If the person you are breaking up with has a temper consider taking these precautions before breaking up with them:

  • Have someone you both know such as one of your parents go with you when the break up happens so you can do it peacefully and get any of your belongings in the process. This can also help you stay strong without changing your mind and giving in.
  • If you don't want someone to go with you let someone know when you get there and call them after to let them know everything went alright.
  • Get your things together when they aren't around and do it over the phone, through a text, or leave a note. This is the best way if your partner has a history of being verbally or physically violent toward you.
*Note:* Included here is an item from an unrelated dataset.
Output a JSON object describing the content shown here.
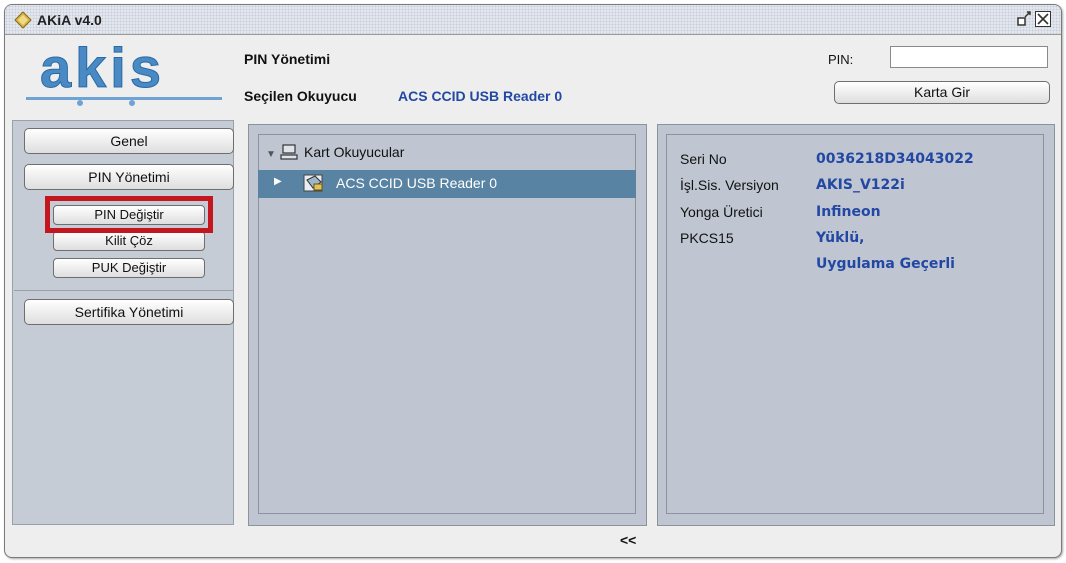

If you feel that you are safe when letting your partner know that you are leaving them there are some more simple ways to break up with them. However, keep in mind that even someone who has never worried you with violence can become violent when hurt by the news that you are leaving. Even if you are a male breaking up with a female it can still be dangerous. The easiest and most fair way to leave someone is to give them an honest reason this will only help them in the long run with future relationships. You can sit down and talk with your partner and express your feelings by telling them what is wrong and why you are not happy. Just remember that this is not the time to listen to why they are sorry and how they can change. If you have decided it's over this is merely a conversation letting them know you are done and that you wish them the best.


Good Reasons and Signs That You Should Call it Quits

There are so many reasons why ending a relationship is good sometimes. When your relationship is still new and isn't very serious it is a lot easier to break up with someone. However, when you are married or have been together for a while breaking up is a lot more difficult but sometimes necessary. Here are some common reasons and signals that you should break up with your partner:

  • You are just not happy. Even if you don't know exactly why you are not happy with your partner anymore this still means that there is something missing. You owe it to yourself and your partner to move on instead of trying and trying again to make it work.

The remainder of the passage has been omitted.